Han Changlin, Peng Zhiyong, Liu Yadong, Tang Jingsheng, Yu Yang, Zhou Zongtan
Department of Intelligence Science and Technology, College of Intelligence Science, National University of Defense Technology, Changsha, China.
Front Neurorobot. 2023 Mar 7;17:1089270. doi: 10.3389/fnbot.2023.1089270. eCollection 2023.

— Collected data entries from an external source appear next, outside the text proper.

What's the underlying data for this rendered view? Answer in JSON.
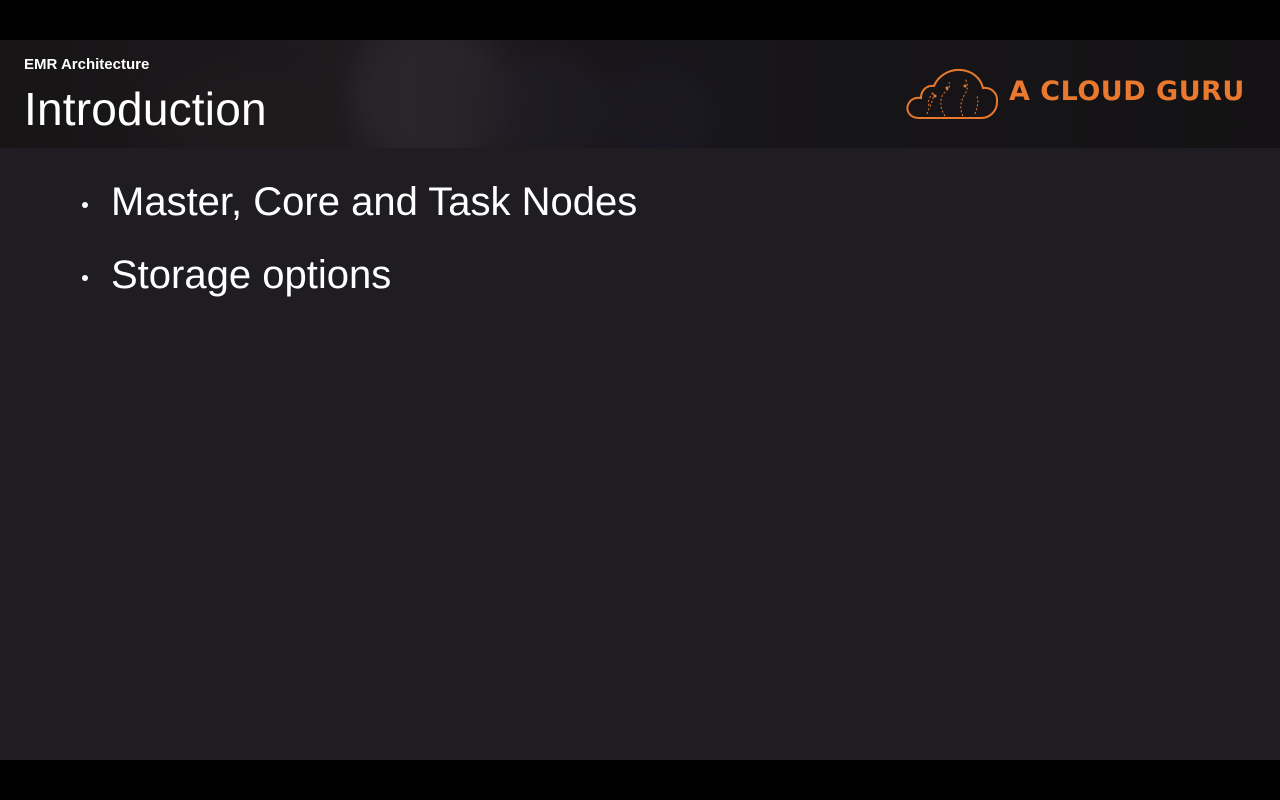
{
  "slide": {
    "section_label": "EMR Architecture",
    "title": "Introduction",
    "bullets": [
      "Master, Core and Task Nodes",
      "Storage options"
    ]
  },
  "brand": {
    "logo_text": "A CLOUD GURU",
    "logo_icon": "cloud-icon",
    "accent_color": "#e8792e"
  },
  "colors": {
    "slide_background": "#1f1d21",
    "letterbox": "#000000",
    "text": "#ffffff"
  }
}
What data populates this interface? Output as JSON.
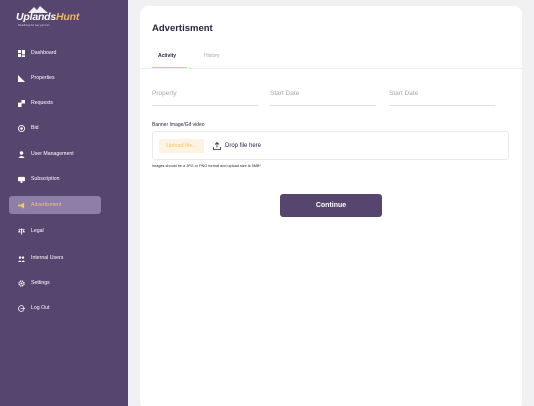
{
  "brand": {
    "name_part1": "Uplands",
    "name_part2": "Hunt",
    "tagline": "Redefining the way you hunt",
    "accent_color": "#f2b84b",
    "sidebar_color": "#56456f"
  },
  "sidebar": {
    "items": [
      {
        "label": "Dashboard",
        "icon": "dashboard-icon",
        "active": false
      },
      {
        "label": "Properties",
        "icon": "properties-icon",
        "active": false
      },
      {
        "label": "Requests",
        "icon": "requests-icon",
        "active": false
      },
      {
        "label": "Bid",
        "icon": "bid-icon",
        "active": false
      },
      {
        "label": "User Management",
        "icon": "user-icon",
        "active": false
      },
      {
        "label": "Subscription",
        "icon": "subscription-icon",
        "active": false
      },
      {
        "label": "Advertisment",
        "icon": "megaphone-icon",
        "active": true
      },
      {
        "label": "Legal",
        "icon": "scale-icon",
        "active": false
      },
      {
        "label": "Internal Users",
        "icon": "users-icon",
        "active": false
      },
      {
        "label": "Settings",
        "icon": "gear-icon",
        "active": false
      },
      {
        "label": "Log Out",
        "icon": "logout-icon",
        "active": false
      }
    ]
  },
  "main": {
    "title": "Advertisment",
    "tabs": [
      {
        "label": "Activity",
        "active": true
      },
      {
        "label": "History",
        "active": false
      }
    ],
    "fields": {
      "property_placeholder": "Property",
      "start_date_placeholder": "Start Date",
      "end_date_placeholder": "Start Date"
    },
    "banner_label": "Banner Image/Gif video",
    "upload_button": "Upload file...",
    "drop_text": "Drop file here",
    "hint": "Images should be a JPG or PNG format and upload size is 5MB*",
    "continue_label": "Continue"
  }
}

Reinforcement learning (RL) empowers the agent to learn robotic manipulation skills autonomously. Compared with traditional single-goal RL, semantic-goal-conditioned RL expands the agent capacity to accomplish multiple semantic manipulation instructions. However, due to sparsely distributed semantic goals and sparse-reward agent-environment interactions, the hard exploration problem arises and impedes the agent training process. In traditional RL, curiosity-motivated exploration shows effectiveness in solving the hard exploration problem. However, in semantic-goal-conditioned RL, the performance of previous curiosity-motivated methods deteriorates, which we propose is because of their two defects: uncontrollability and distraction. To solve these defects, we propose a conservative curiosity-motivated method named mutual information motivation with hybrid policy mechanism (MIHM). MIHM mainly contributes two innovations: the decoupled-mutual-information-based intrinsic motivation, which prevents the agent from being motivated to explore dangerous states by uncontrollable curiosity; the precisely trained and automatically switched hybrid policy mechanism, which eliminates the distraction from the curiosity-motivated policy and achieves the optimal utilization of exploration and exploitation. Compared with four state-of-the-art curiosity-motivated methods in the sparse-reward robotic manipulation task with 35 valid semantic goals, including stacks of 2 or 3 objects and pyramids, our MIHM shows the fastest learning speed. Moreover, MIHM achieves the highest 0.9 total success rate, which is up to 0.6 in other methods. Throughout all the baseline methods, our MIHM is the only one that achieves to stack three objects.
强化学习(RL)使智能体能够自主学习机器人操作技能。与传统的单目标强化学习相比,语义目标条件强化学习扩展了智能体完成多个语义操作指令的能力。然而,由于语义目标分布稀疏以及智能体与环境的交互奖励稀疏,出现了困难探索问题,阻碍了智能体的训练过程。在传统强化学习中,基于好奇心的探索在解决困难探索问题方面显示出有效性。然而,在语义目标条件强化学习中,先前基于好奇心的方法性能下降,我们认为这是由于它们的两个缺陷:不可控性和干扰性。为了解决这些缺陷,我们提出了一种保守的基于好奇心的方法,即具有混合策略机制的互信息激励(MIHM)。MIHM主要有两项创新:基于解耦互信息的内在激励,可防止智能体因不可控的好奇心而去探索危险状态;经过精确训练并能自动切换的混合策略机制,可消除基于好奇心的策略带来的干扰,并实现探索与利用的最优利用。在具有35个有效语义目标(包括2个或3个物体的堆叠以及金字塔)的稀疏奖励机器人操作任务中,与四种最先进的基于好奇心的方法相比,我们的MIHM显示出最快的学习速度。此外,MIHM实现了最高0.9的总成功率,而其他方法最高为0.6。在所有基线方法中,我们的MIHM是唯一能够堆叠三个物体的方法。